Barciczance z coraz większym trudem przyszło bronić się przed atakami BKS. Co gorsza dla niej w 81′ za brutalny faul usunięty z boiska został Tomasz Zawiślan. Napór gospodarzy rósł. Okazję miał Łyduch, którego strzał sparował Chlipała, szansę na gola miał również Andruszko, jednak nie opanował w dogodnej sytuacji piłki znajdując się kilka metrów od bramki gości.

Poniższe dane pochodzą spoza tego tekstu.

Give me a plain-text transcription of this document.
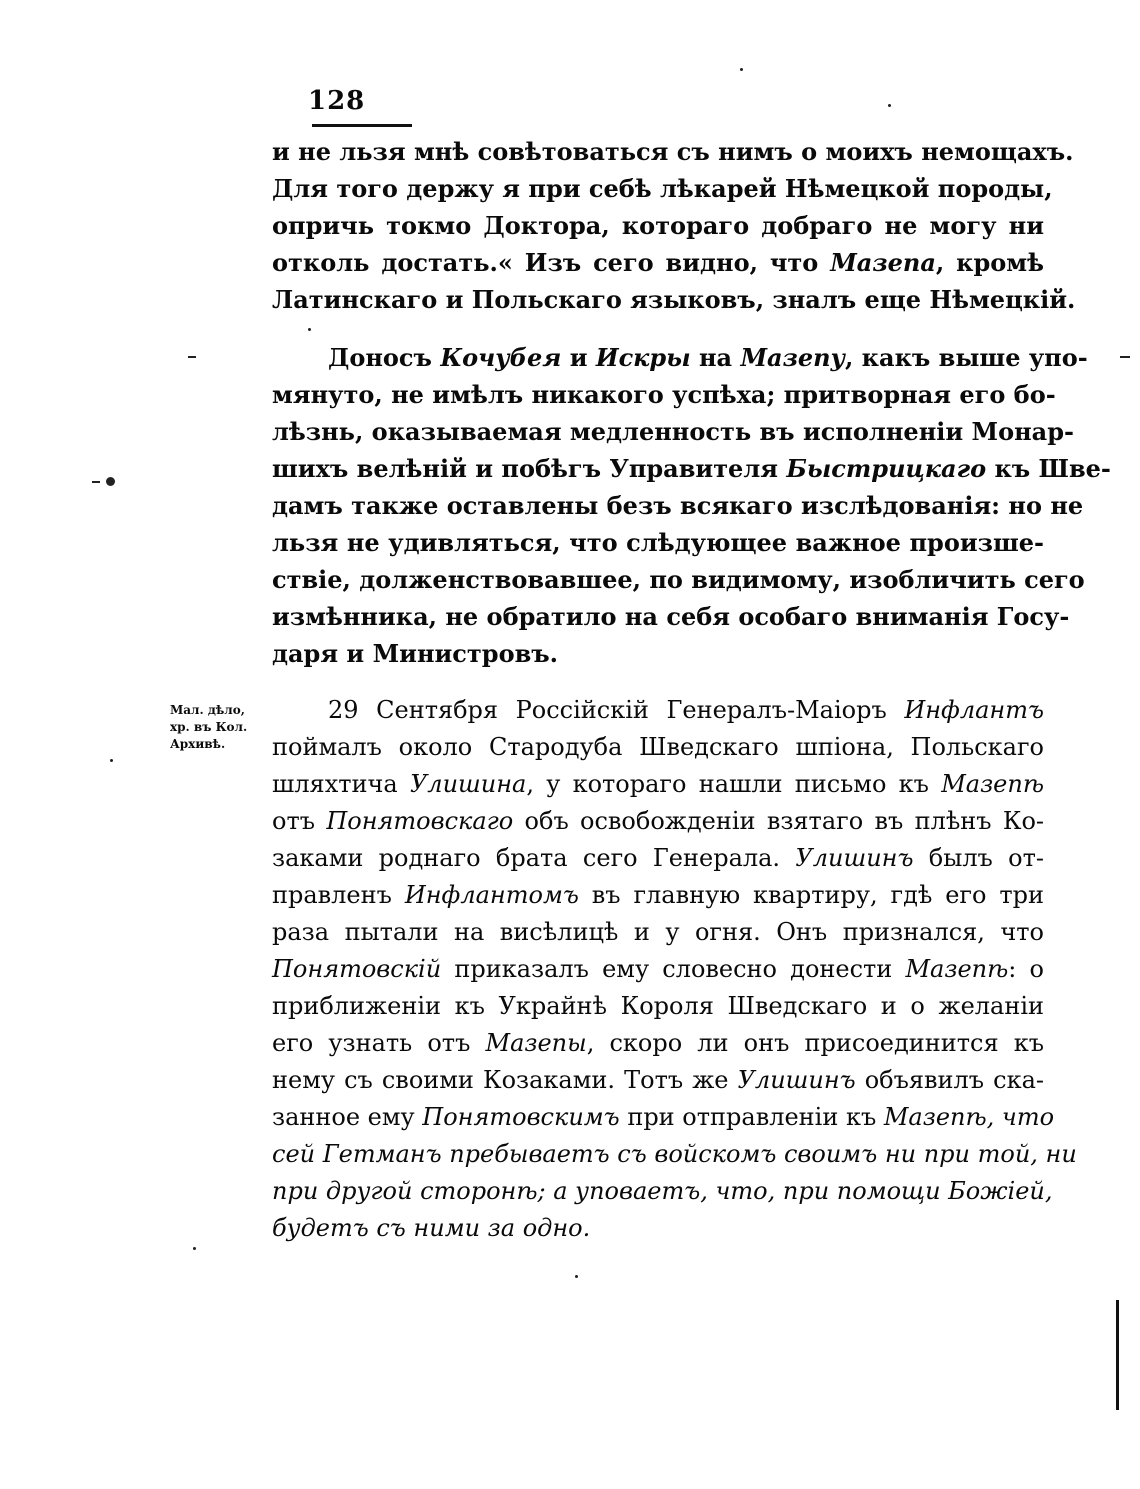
128
и не льзя мнѣ совѣтоваться съ нимъ о моихъ немощахъ.
Для того держу я при себѣ лѣкарей Нѣмецкой породы,
опричь токмо Доктора, котораго добраго не могу ни
отколь достать.« Изъ сего видно, что Мазепа, кромѣ
Латинскаго и Польскаго языковъ, зналъ еще Нѣмецкій.
Доносъ Кочубея и Искры на Мазепу, какъ выше упо-
мянуто, не имѣлъ никакого успѣха; притворная его бо-
лѣзнь, оказываемая медленность въ исполненіи Монар-
шихъ велѣній и побѣгъ Управителя Быстрицкаго къ Шве-
дамъ также оставлены безъ всякаго изслѣдованія: но не
льзя не удивляться, что слѣдующее важное произше-
ствіе, долженствовавшее, по видимому, изобличить сего
измѣнника, не обратило на себя особаго вниманія Госу-
даря и Министровъ.
29 Сентября Россійскій Генералъ-Маіоръ Инфлантъ
поймалъ около Стародуба Шведскаго шпіона, Польскаго
шляхтича Улишина, у котораго нашли письмо къ Мазепѣ
отъ Понятовскаго объ освобожденіи взятаго въ плѣнъ Ко-
заками роднаго брата сего Генерала. Улишинъ былъ от-
правленъ Инфлантомъ въ главную квартиру, гдѣ его три
раза пытали на висѣлицѣ и у огня. Онъ признался, что
Понятовскій приказалъ ему словесно донести Мазепѣ: о
приближеніи къ Украйнѣ Короля Шведскаго и о желаніи
его узнать отъ Мазепы, скоро ли онъ присоединится къ
нему съ своими Козаками. Тотъ же Улишинъ объявилъ ска-
занное ему Понятовскимъ при отправленіи къ Мазепѣ, что
сей Гетманъ пребываетъ съ войскомъ своимъ ни при той, ни
при другой сторонѣ; а уповаетъ, что, при помощи Божіей,
будетъ съ ними за одно.
Мал. дѣло,
хр. въ Кол.
Архивѣ.
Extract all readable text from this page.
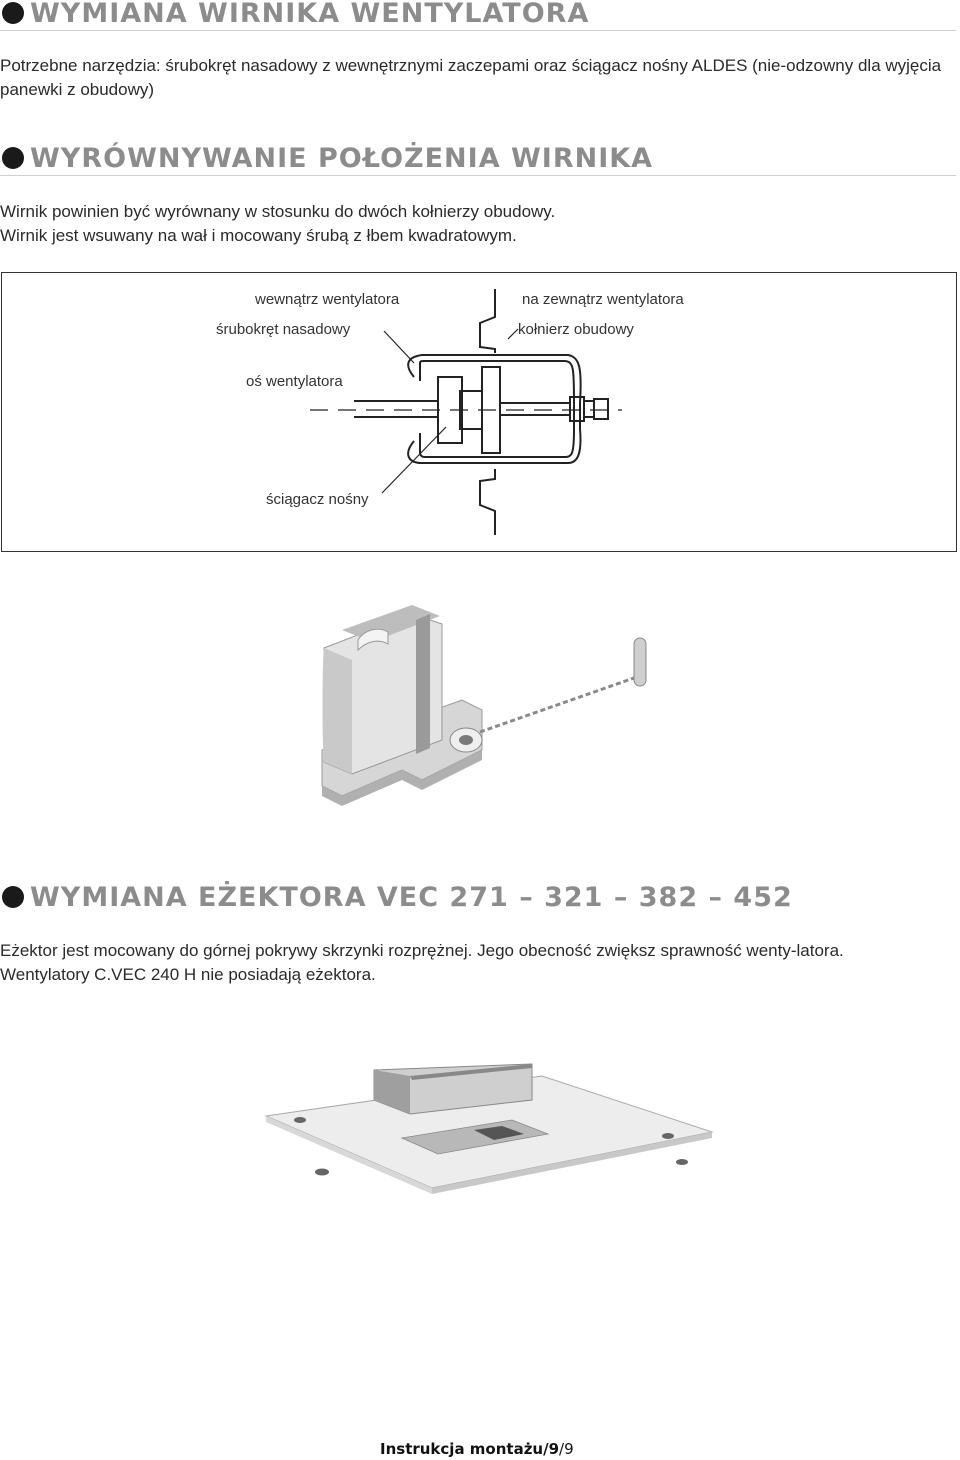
WYMIANA WIRNIKA WENTYLATORA

Potrzebne narzędzia: śrubokręt nasadowy z wewnętrznymi zaczepami oraz ściągacz nośny ALDES (nie-odzowny dla wyjęcia panewki z obudowy)

WYRÓWNYWANIE POŁOŻENIA WIRNIKA

Wirnik powinien być wyrównany w stosunku do dwóch kołnierzy obudowy.

Wirnik jest wsuwany na wał i mocowany śrubą z łbem kwadratowym.

wewnątrz wentylatora	na zewnątrz wentylatora
śrubokręt nasadowy	kołnierz obudowy
oś wentylatora
ściągacz nośny
WYMIANA EŻEKTORA VEC 271 – 321 – 382 – 452

Eżektor jest mocowany do górnej pokrywy skrzynki rozprężnej. Jego obecność zwiększ sprawność wenty-latora.

Wentylatory C.VEC 240 H nie posiadają eżektora.

Instrukcja montażu/9/9
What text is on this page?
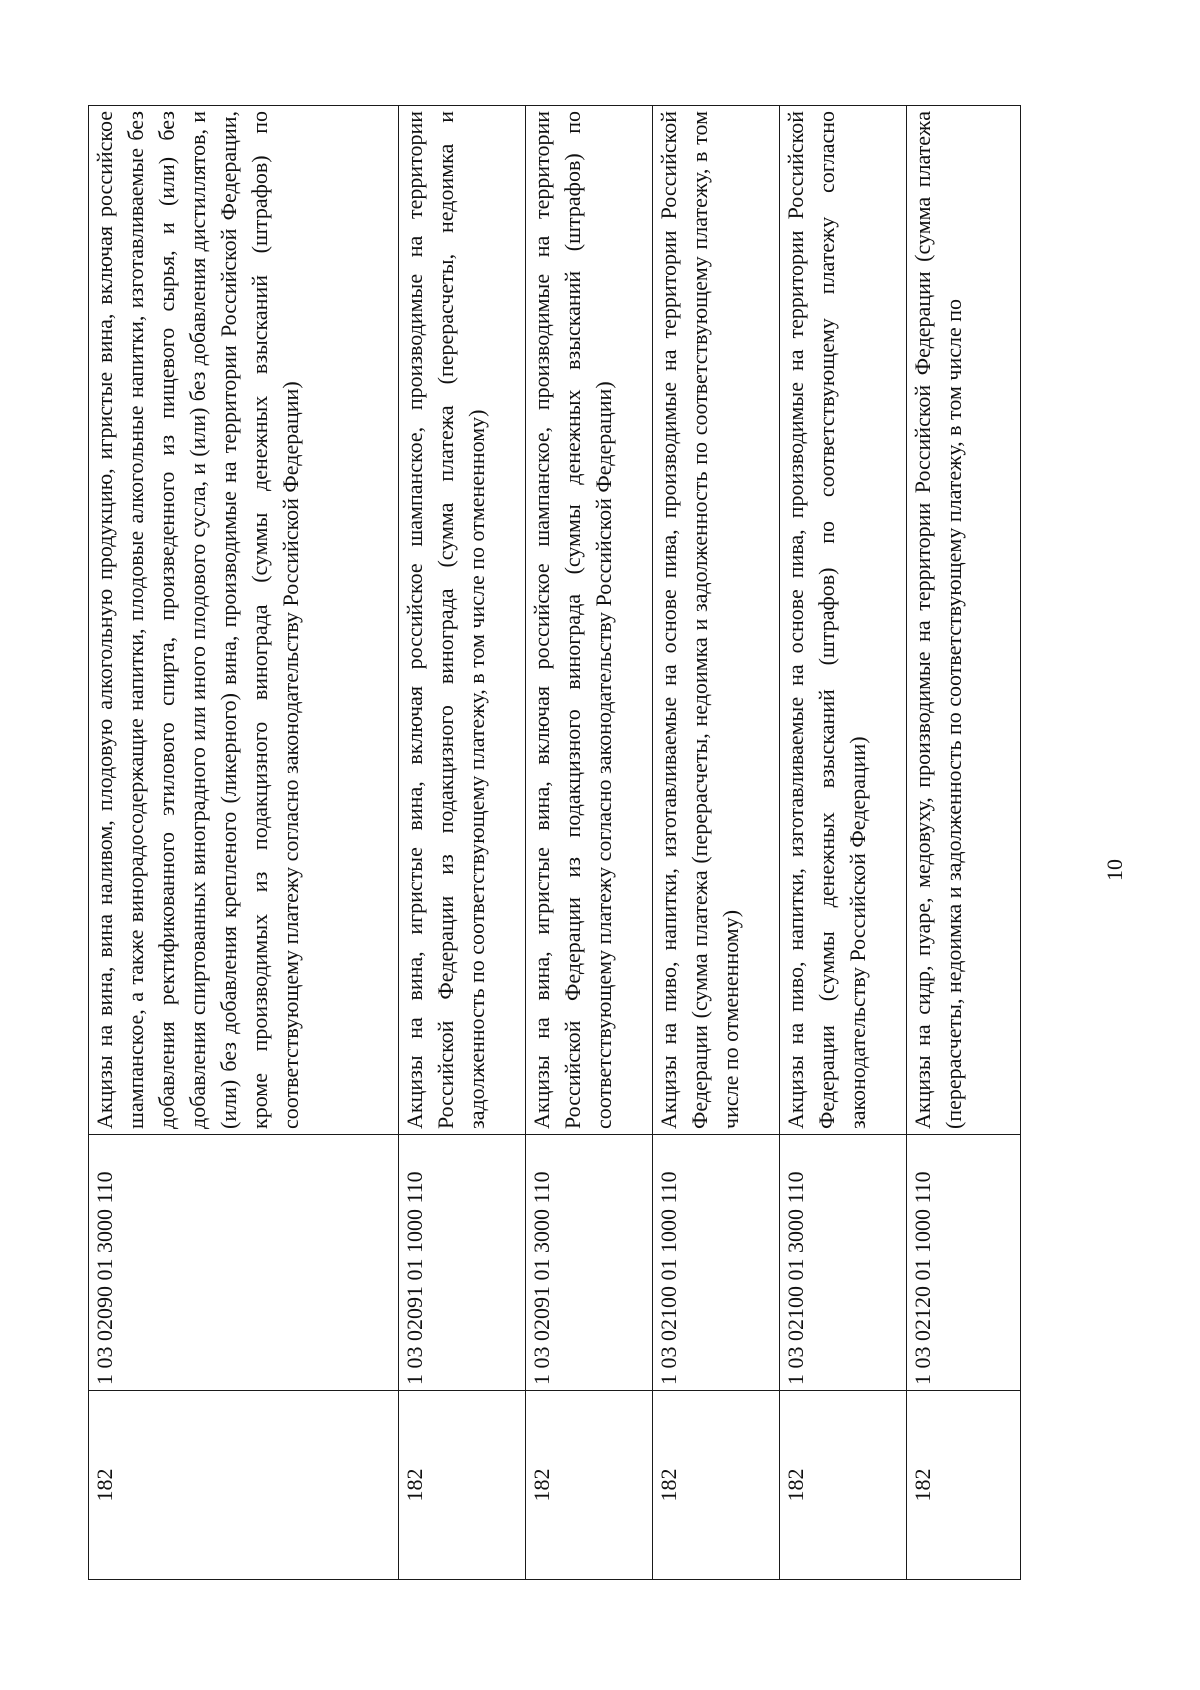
182	1 03 02090 01 3000 110	Акцизы на вина, вина наливом, плодовую алкогольную продукцию, игристые вина, включая российское шампанское, а также винорадосодержащие напитки, плодовые алкогольные напитки, изготавливаемые без добавления ректификованного этилового спирта, произведенного из пищевого сырья, и (или) без добавления спиртованных виноградного или иного плодового сусла, и (или) без добавления дистиллятов, и (или) без добавления крепленого (ликерного) вина, производимые на территории Российской Федерации, кроме производимых из подакцизного винограда (суммы денежных взысканий (штрафов) по соответствующему платежу согласно законодательству Российской Федерации)
182	1 03 02091 01 1000 110	Акцизы на вина, игристые вина, включая российское шампанское, производимые на территории Российской Федерации из подакцизного винограда (сумма платежа (перерасчеты, недоимка и задолженность по соответствующему платежу, в том числе по отмененному)
182	1 03 02091 01 3000 110	Акцизы на вина, игристые вина, включая российское шампанское, производимые на территории Российской Федерации из подакцизного винограда (суммы денежных взысканий (штрафов) по соответствующему платежу согласно законодательству Российской Федерации)
182	1 03 02100 01 1000 110	Акцизы на пиво, напитки, изготавливаемые на основе пива, производимые на территории Российской Федерации (сумма платежа (перерасчеты, недоимка и задолженность по соответствующему платежу, в том числе по отмененному)
182	1 03 02100 01 3000 110	Акцизы на пиво, напитки, изготавливаемые на основе пива, производимые на территории Российской Федерации (суммы денежных взысканий (штрафов) по соответствующему платежу согласно законодательству Российской Федерации)
182	1 03 02120 01 1000 110	Акцизы на сидр, пуаре, медовуху, производимые на территории Российской Федерации (сумма платежа (перерасчеты, недоимка и задолженность по соответствующему платежу, в том числе по	10
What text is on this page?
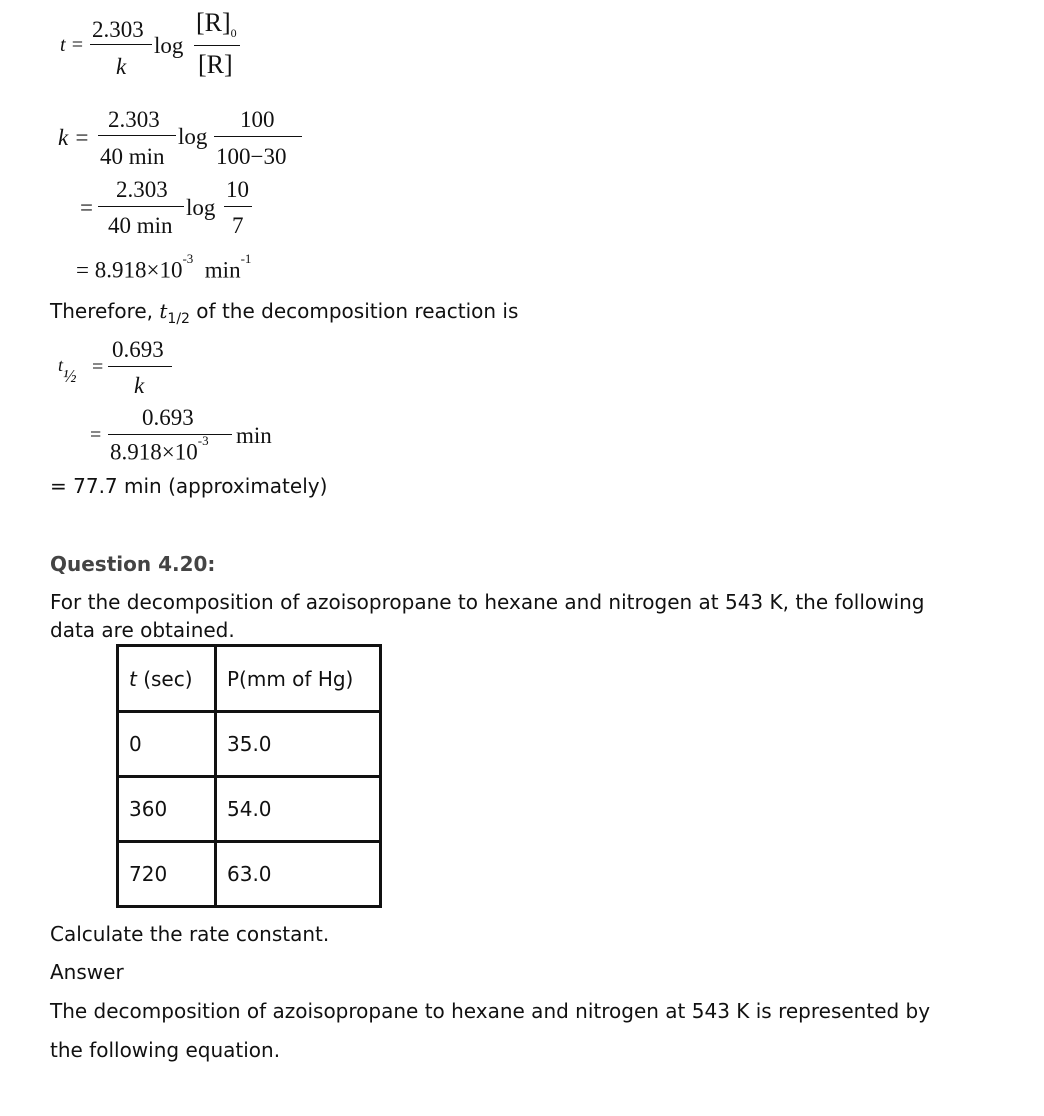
t =
2.303
k
log
$[R]_0$
[R]
k =
2.303
40 min
log
100
100−30
=
2.303
40 min
log
10
7
= $8.918\times 10^{-3}$ $\min^{-1}$
Therefore, $t_{1/2}$ of the decomposition reaction is
$t_{\frac{1}{2}}$ =
0.693
k
=
0.693
$8.918\times 10^{-3}$ min
= 77.7 min (approximately)
Question 4.20:
For the decomposition of azoisopropane to hexane and nitrogen at 543 K, the following
data are obtained.
t (sec)	P(mm of Hg)
0	35.0
360	54.0
720	63.0
Calculate the rate constant.
Answer
The decomposition of azoisopropane to hexane and nitrogen at 543 K is represented by
the following equation.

W piątej doliczonej minucie gry po dośrodkowaniu w pole karne przyjezdnych piłkę ręką zagrał Adrian Basta. Arbiter nie przyznał jednak drugiego rzutu karnego dla bochnian. Kilkadziesiąt sekund później zakończył spotkanie musząc wysłuchiwać wielu bardzo krytycznych słów ze strony zwłaszcza kibiców gospodarzy.
Remis z Barciczanką był trzecim, jaki BKS odniósł w bieżącym sezonie. Bochnianie pozostają nadal jedną z siedmiu drużyn rozgrywek, którzy nie przegrali dotąd meczu. W następnej kolejce ekipa z ulicy Parkowej zagra z Watrą.